Robert Litan: Develop new generation of entrepreneurs
Editor’s note: An earlier version of this commentary incorrectly identified the founder of Rent-A-Center.
Great cities are built on the foundations laid by great entrepreneurs. Wichita is no exception.
A succession of aircraft pioneers – Clyde Cessna, Walter Beech and Bill Lear – put Wichita on the national map. The Carney brothers launching Pizza Hut, Tom Devlin’s Rent-A-Center, a string of successful oil producers and real estate developers, along with some innovative physicians and, of course, Shocker basketball, helped keep us there. And the extraordinary success of Koch Industries gives Wichita a highly diversified anchor business that provides economic stability to the city while attracting highly educated talent to work here.
But in his thoroughly documented and widely discussed report on Wichita’s future, urban data analyst James Chung has pointed to the need for Wichita to develop a new generation of entrepreneurial success stories if our city is to have a bright future in this century and beyond. Where will these bold business leaders come from?
One thing is certain: Government can’t and won’t create them. At best, local government can make it easier for new companies to launch and to provide high-quality public services at reasonable cost to retain them and the people they hire.
What Wichita is missing, but can attain with some hard work by local citizens, is a successful entrepreneurial community – an ecosystem of talented entrepreneurs, financed by local and eventually out-of-region investors, mentors and service providers.
That’s what’s made entrepreneurial hot spots around the country successful, and we can do it here, by taking advantage of our unique local comparative advantage – expertise in manufacturing and all-things-aircraft – and melding it with new ideas in the heads of our own residents who need an ecosystem to give them the encouragement and comfort they need to take the entrepreneurial plunge.
Help is on the way. On Feb. 10, 1 Million Cups Wichita (1millioncups.com/wichita) will open its weekly sessions (8:30 to 10:30 a.m.) at 238 N. Mead in Old Town. This remarkable initiative launched four years ago by the Kauffman Foundation of Kansas City, Mo., features two entrepreneurs a week who ask other entrepreneurs, investors and interested local citizens in the audience for advice in addressing a pressing business problem.

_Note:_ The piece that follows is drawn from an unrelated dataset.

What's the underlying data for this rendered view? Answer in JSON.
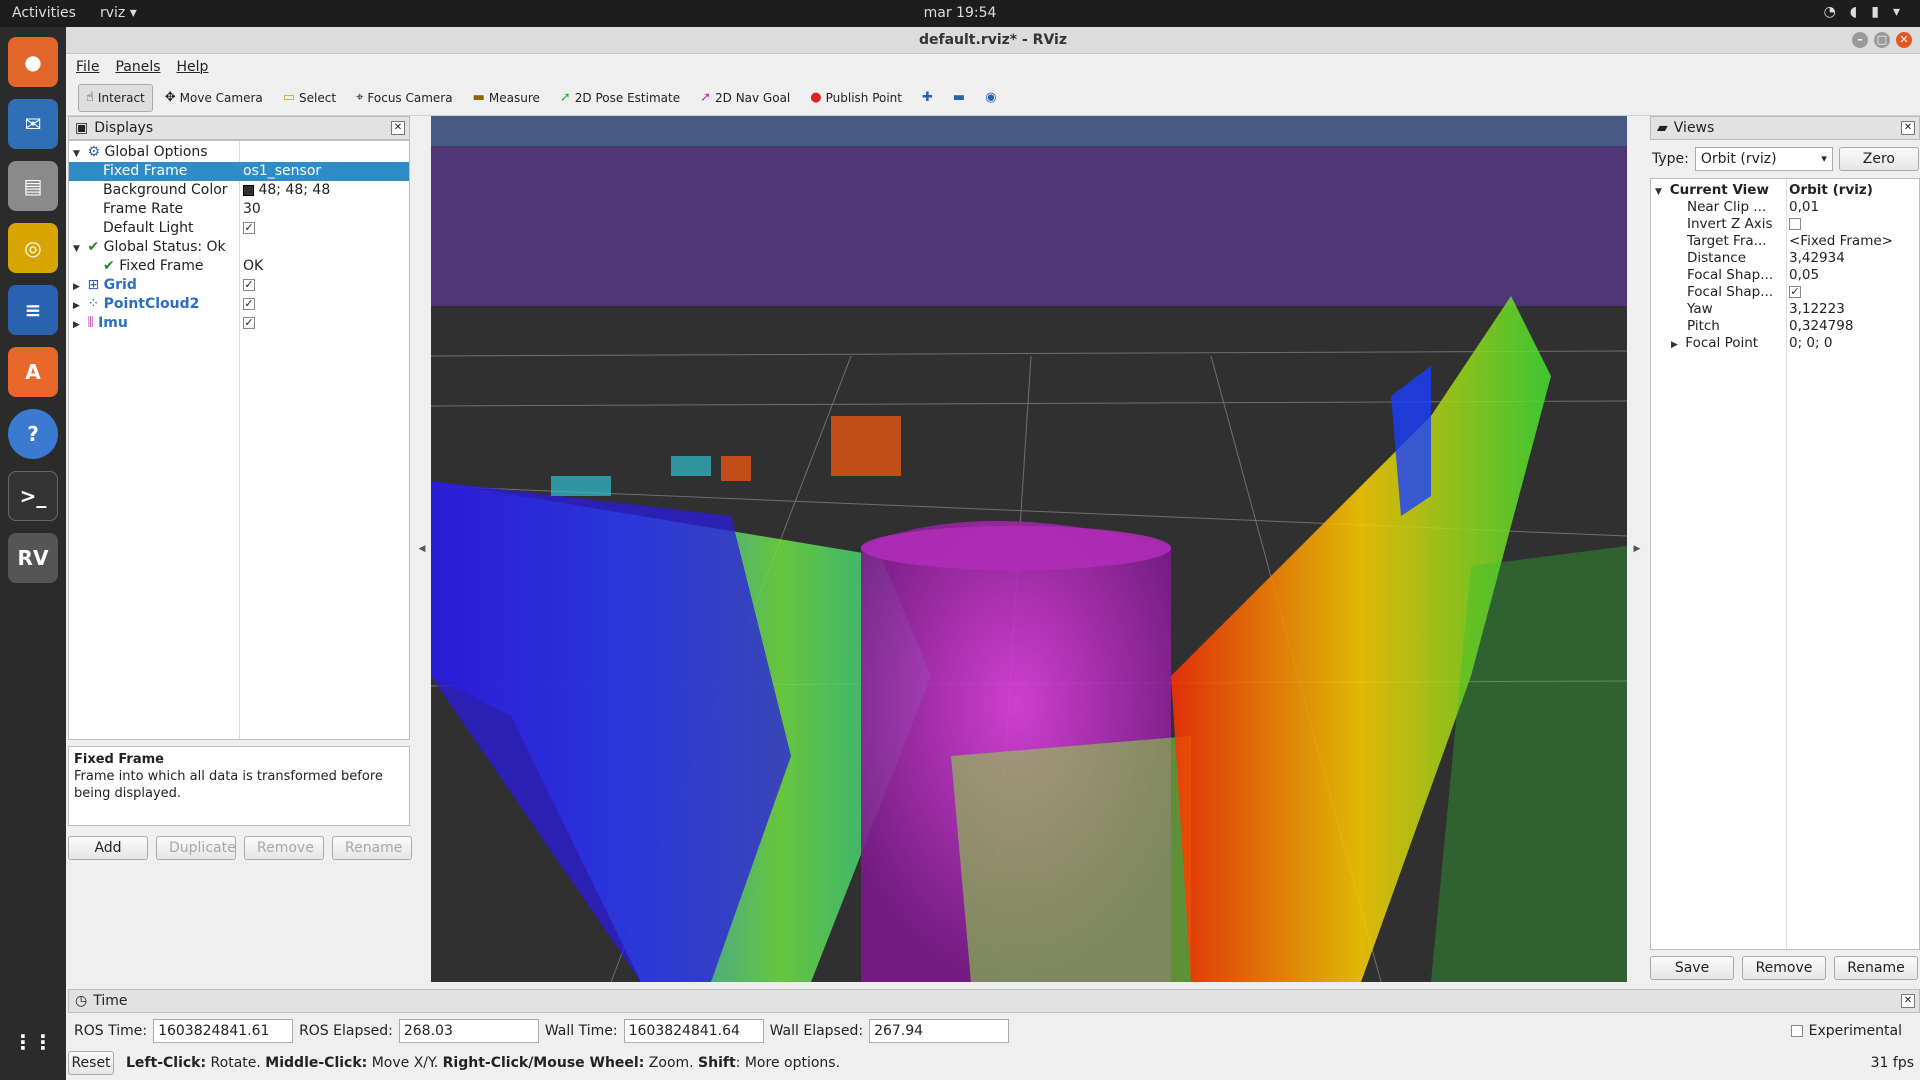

The sessions, now at 78 other cities, not only help the entrepreneurs solve their own problems but introduce actual and would-be entrepreneurs to each other. In no time at all, Wichita will have that entrepreneurial community and ecosystem that solve the entrepreneur’s greatest problems: the loneliness of her enterprise and not knowing who and where to go for help.
1 Million Cups Wichita will also help generate the deal flow that local angel and venture capital investors – such as Gary Oborny and Scott Schwindaman, Trish Brasted, Jeff Turner and others – very much need to really build our own, unique ecosystem of new and existing growing businesses.
I am confident that sooner rather than later Wichita will be abuzz with the talk of entrepreneurship, which built our city in the 20th century and promises to take us to greater heights in this century.
Robert Litan of Wichita is an attorney-economist who is an adjunct senior fellow at the Council on Foreign Relations and formerly vice president of the Kauffman Foundation.